花組東京宝塚劇場公演『蒼月抄−平家終焉の契り−』『EL DESEO』その2[宝塚]
 大河ドラマ『光る君へ』と月組『桜嵐記』の影響が感じられる『蒼月抄』。5月9日に観劇した際、主人公平知盛(永久輝せあ)から生き残って平家の物語を語り継ぐことを託された知盛妻明子役の星空美咲の演技を興味深く感じた。行軍していく戦士たち。自決に向かう女たち(<和布刈神社>の場面)。――何だか、壮絶な戦いの果てに散っていくこの物語に、また異なる戦いの物語が重なって見えるようだった。『桜嵐記』も、コロナ禍で公演日程が変更されて大千秋楽が2021年8月15日(終戦記念日)となり、楠木正成の遺児、楠木正行を主人公とする物語に異なる角度から焦点が当たったことを思い出した(<8月15日の『桜嵐記』>http://daisy.stablo.jp/article/485005312.html?1780144158)。明子の父、藤原忠雅役の紫門ゆりやは、立身出世のため娘明子を平家に差し出し、その平家の衰退を見て娘を取り返そうとする姿に、打算と親心とを品よくにじませる演技がいい。平教経役の極美慎の演技の勢いと説得力。知盛の息子平知章役の美空真瑠、熱演。

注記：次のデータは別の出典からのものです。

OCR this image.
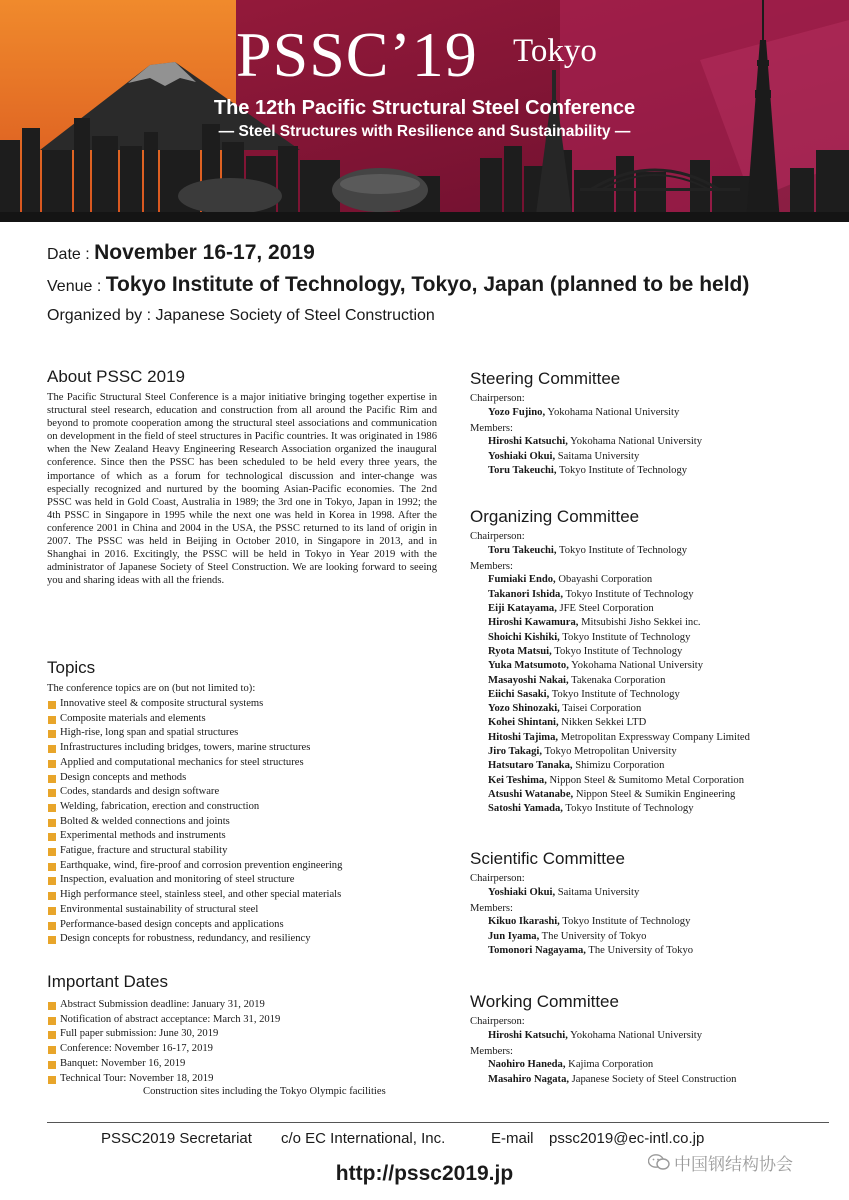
PSSC’19 Tokyo
The 12th Pacific Structural Steel Conference
― Steel Structures with Resilience and Sustainability ―
Date : November 16-17, 2019
Venue : Tokyo Institute of Technology, Tokyo, Japan (planned to be held)
Organized by : Japanese Society of Steel Construction
About PSSC 2019

The Pacific Structural Steel Conference is a major initiative bringing together expertise in structural steel research, education and construction from all around the Pacific Rim and beyond to promote cooperation among the structural steel associations and communication on development in the field of steel structures in Pacific countries. It was originated in 1986 when the New Zealand Heavy Engineering Research Association organized the inaugural conference. Since then the PSSC has been scheduled to be held every three years, the importance of which as a forum for technological discussion and inter-change was especially recognized and nurtured by the booming Asian-Pacific economies. The 2nd PSSC was held in Gold Coast, Australia in 1989; the 3rd one in Tokyo, Japan in 1992; the 4th PSSC in Singapore in 1995 while the next one was held in Korea in 1998. After the conference 2001 in China and 2004 in the USA, the PSSC returned to its land of origin in 2007. The PSSC was held in Beijing in October 2010, in Singapore in 2013, and in Shanghai in 2016. Excitingly, the PSSC will be held in Tokyo in Year 2019 with the administrator of Japanese Society of Steel Construction. We are looking forward to seeing you and sharing ideas with all the friends.

Topics
The conference topics are on (but not limited to):
Innovative steel & composite structural systems
Composite materials and elements
High-rise, long span and spatial structures
Infrastructures including bridges, towers, marine structures
Applied and computational mechanics for steel structures
Design concepts and methods
Codes, standards and design software
Welding, fabrication, erection and construction
Bolted & welded connections and joints
Experimental methods and instruments
Fatigue, fracture and structural stability
Earthquake, wind, fire-proof and corrosion prevention engineering
Inspection, evaluation and monitoring of steel structure
High performance steel, stainless steel, and other special materials
Environmental sustainability of structural steel
Performance-based design concepts and applications
Design concepts for robustness, redundancy, and resiliency
Important Dates
Abstract Submission deadline: January 31, 2019
Notification of abstract acceptance: March 31, 2019
Full paper submission: June 30, 2019
Conference: November 16-17, 2019
Banquet: November 16, 2019
Technical Tour: November 18, 2019
Construction sites including the Tokyo Olympic facilities
Steering Committee
Chairperson:
Yozo Fujino, Yokohama National University
Members:
Hiroshi Katsuchi, Yokohama National University
Yoshiaki Okui, Saitama University
Toru Takeuchi, Tokyo Institute of Technology
Organizing Committee
Chairperson:
Toru Takeuchi, Tokyo Institute of Technology
Members:
Fumiaki Endo, Obayashi Corporation
Takanori Ishida, Tokyo Institute of Technology
Eiji Katayama, JFE Steel Corporation
Hiroshi Kawamura, Mitsubishi Jisho Sekkei inc.
Shoichi Kishiki, Tokyo Institute of Technology
Ryota Matsui, Tokyo Institute of Technology
Yuka Matsumoto, Yokohama National University
Masayoshi Nakai, Takenaka Corporation
Eiichi Sasaki, Tokyo Institute of Technology
Yozo Shinozaki, Taisei Corporation
Kohei Shintani, Nikken Sekkei LTD
Hitoshi Tajima, Metropolitan Expressway Company Limited
Jiro Takagi, Tokyo Metropolitan University
Hatsutaro Tanaka, Shimizu Corporation
Kei Teshima, Nippon Steel & Sumitomo Metal Corporation
Atsushi Watanabe, Nippon Steel & Sumikin Engineering
Satoshi Yamada, Tokyo Institute of Technology
Scientific Committee
Chairperson:
Yoshiaki Okui, Saitama University
Members:
Kikuo Ikarashi, Tokyo Institute of Technology
Jun Iyama, The University of Tokyo
Tomonori Nagayama, The University of Tokyo
Working Committee
Chairperson:
Hiroshi Katsuchi, Yokohama National University
Members:
Naohiro Haneda, Kajima Corporation
Masahiro Nagata, Japanese Society of Steel Construction
PSSC2019 Secretariat c/o EC International, Inc.	E-mail pssc2019@ec-intl.co.jp
http://pssc2019.jp	中国钢结构协会
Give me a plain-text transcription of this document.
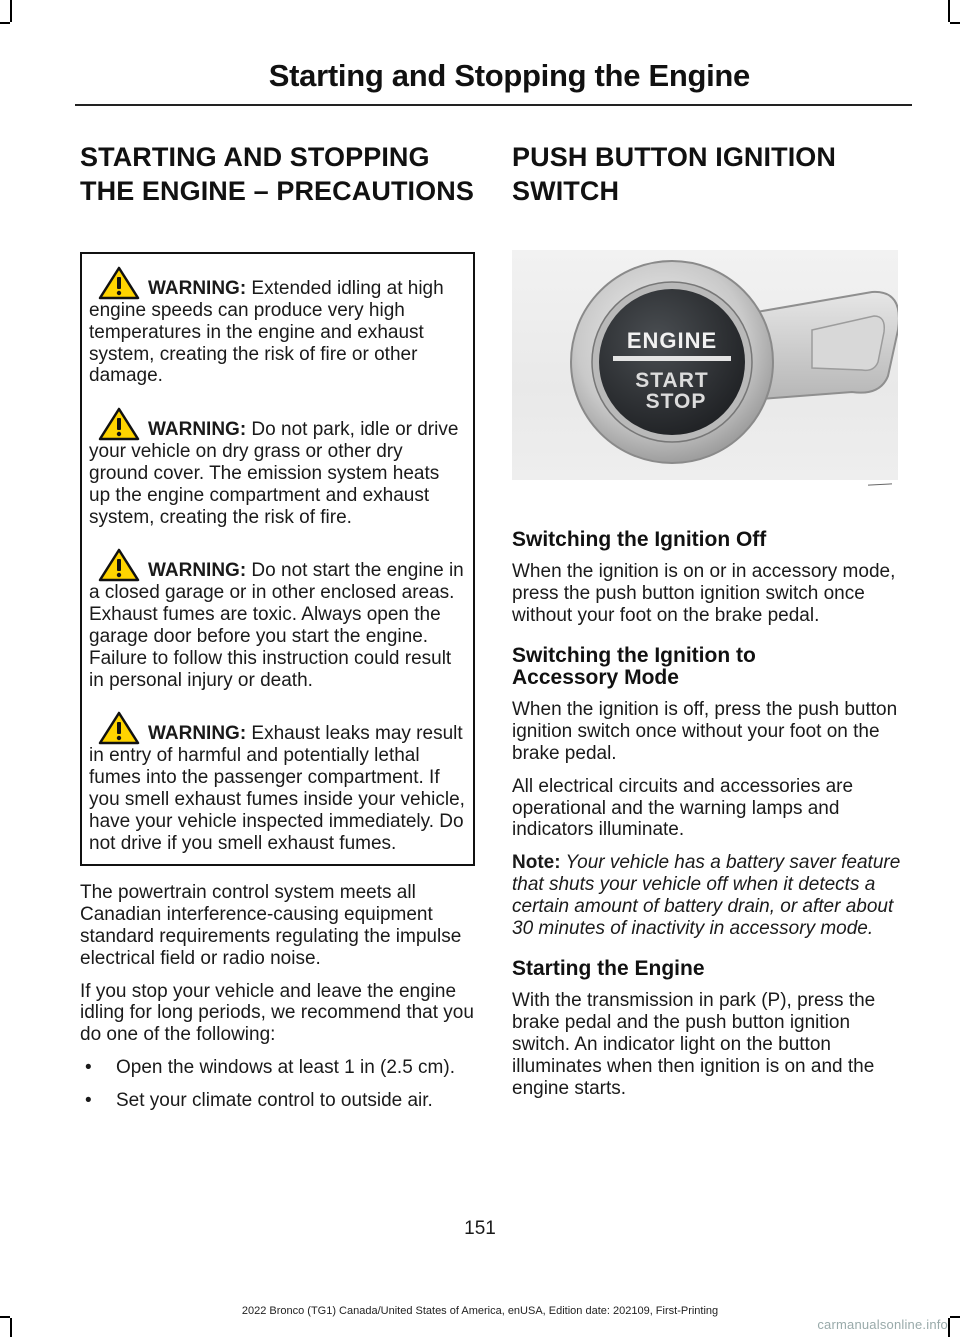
Starting and Stopping the Engine
STARTING AND STOPPING
THE ENGINE – PRECAUTIONS

WARNING: Extended idling at high engine speeds can produce very high temperatures in the engine and exhaust system, creating the risk of fire or other damage.

WARNING: Do not park, idle or drive your vehicle on dry grass or other dry ground cover. The emission system heats up the engine compartment and exhaust system, creating the risk of fire.

WARNING: Do not start the engine in a closed garage or in other enclosed areas. Exhaust fumes are toxic. Always open the garage door before you start the engine. Failure to follow this instruction could result in personal injury or death.

WARNING: Exhaust leaks may result in entry of harmful and potentially lethal fumes into the passenger compartment. If you smell exhaust fumes inside your vehicle, have your vehicle inspected immediately. Do not drive if you smell exhaust fumes.

The powertrain control system meets all Canadian interference-causing equipment standard requirements regulating the impulse electrical field or radio noise.

If you stop your vehicle and leave the engine idling for long periods, we recommend that you do one of the following:

• Open the windows at least 1 in (2.5 cm).
• Set your climate control to outside air.
PUSH BUTTON IGNITION
SWITCH
ENGINE
START
STOP
Switching the Ignition Off

When the ignition is on or in accessory mode, press the push button ignition switch once without your foot on the brake pedal.

Switching the Ignition to
Accessory Mode

When the ignition is off, press the push button ignition switch once without your foot on the brake pedal.

All electrical circuits and accessories are operational and the warning lamps and indicators illuminate.

Note: Your vehicle has a battery saver feature that shuts your vehicle off when it detects a certain amount of battery drain, or after about 30 minutes of inactivity in accessory mode.

Starting the Engine

With the transmission in park (P), press the brake pedal and the push button ignition switch. An indicator light on the button illuminates when then ignition is on and the engine starts.

151
2022 Bronco (TG1) Canada/United States of America, enUSA, Edition date: 202109, First-Printing
carmanualsonline.info
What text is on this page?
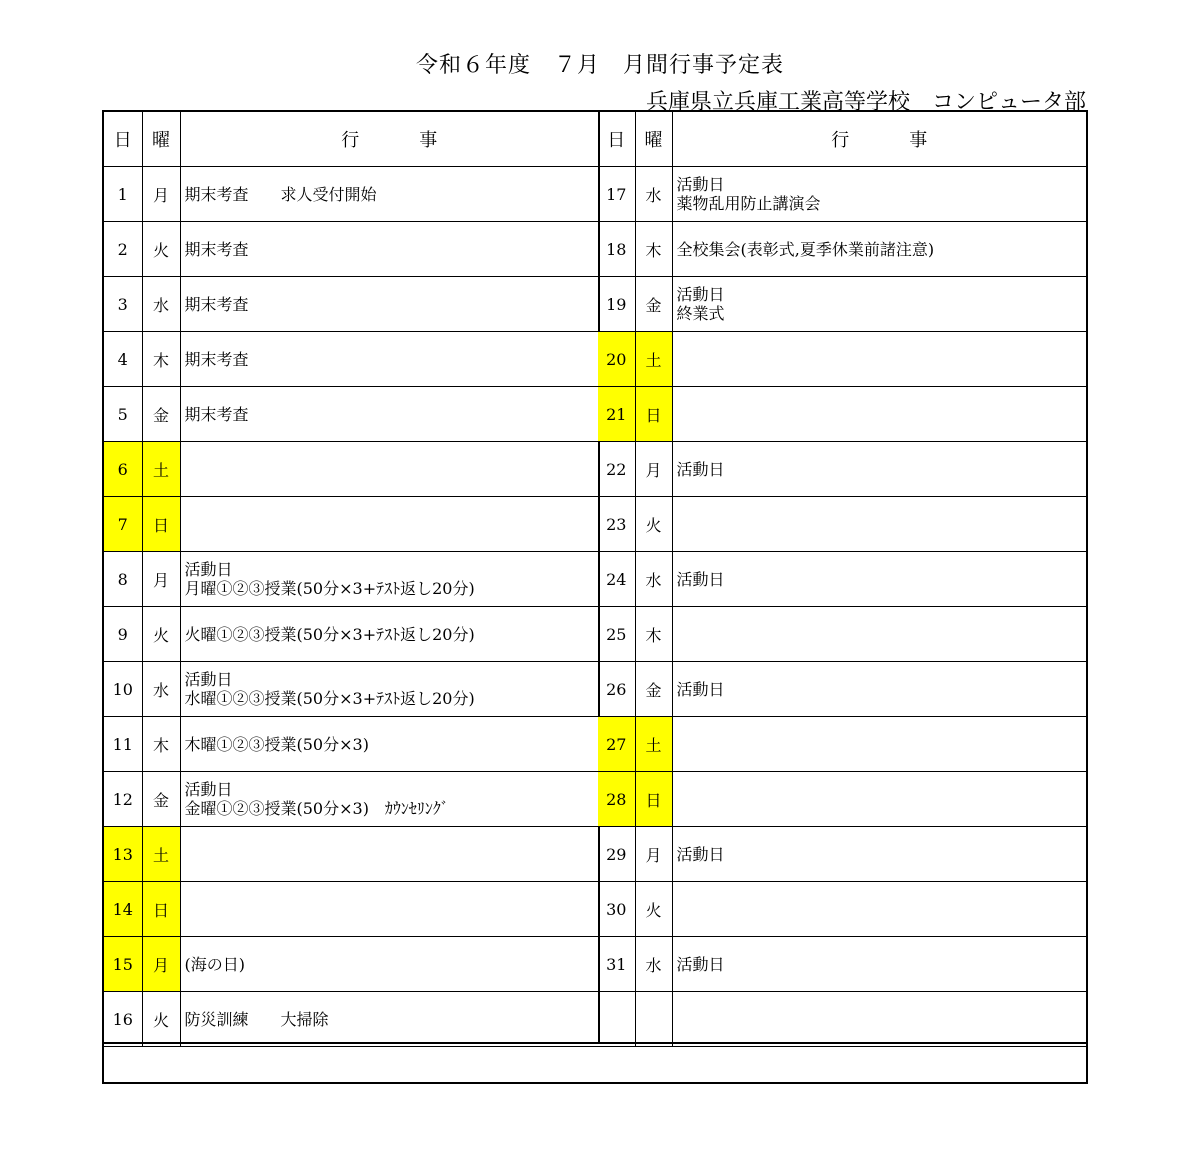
令和６年度　７月　月間行事予定表
兵庫県立兵庫工業高等学校　コンピュータ部
日	曜	行事
1	月	期末考査　　求人受付開始
2	火	期末考査
3	水	期末考査
4	木	期末考査
5	金	期末考査
6	土	
7	日	
8	月	活動日
月曜①②③授業(50分×3+ﾃｽﾄ返し20分)
9	火	火曜①②③授業(50分×3+ﾃｽﾄ返し20分)
10	水	活動日
水曜①②③授業(50分×3+ﾃｽﾄ返し20分)
11	木	木曜①②③授業(50分×3)
12	金	活動日
金曜①②③授業(50分×3)　ｶｳﾝｾﾘﾝｸﾞ
13	土	
14	日	
15	月	(海の日)
16	火	防災訓練　　大掃除
日	曜	行事
17	水	活動日
薬物乱用防止講演会
18	木	全校集会(表彰式,夏季休業前諸注意)
19	金	活動日
終業式
20	土	
21	日	
22	月	活動日
23	火	
24	水	活動日
25	木	
26	金	活動日
27	土	
28	日	
29	月	活動日
30	火	
31	水	活動日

 『EL DESEO』は中詰あたりで若干勢いが失われるように感じられるが、永久輝が男役陣を率いて踊りまくるフィナーレ等、非常に見応えがある。ANJU振付場面での永久輝のスーツ姿にはストイシズムがあるのだが、孤高に虚空を漂う風ではない。それは、星空とのトップコンビの関係性あってのことなのかもしれないとも感じた。聖乃あすかがもっと個性を解き放ってはじける姿を観たい。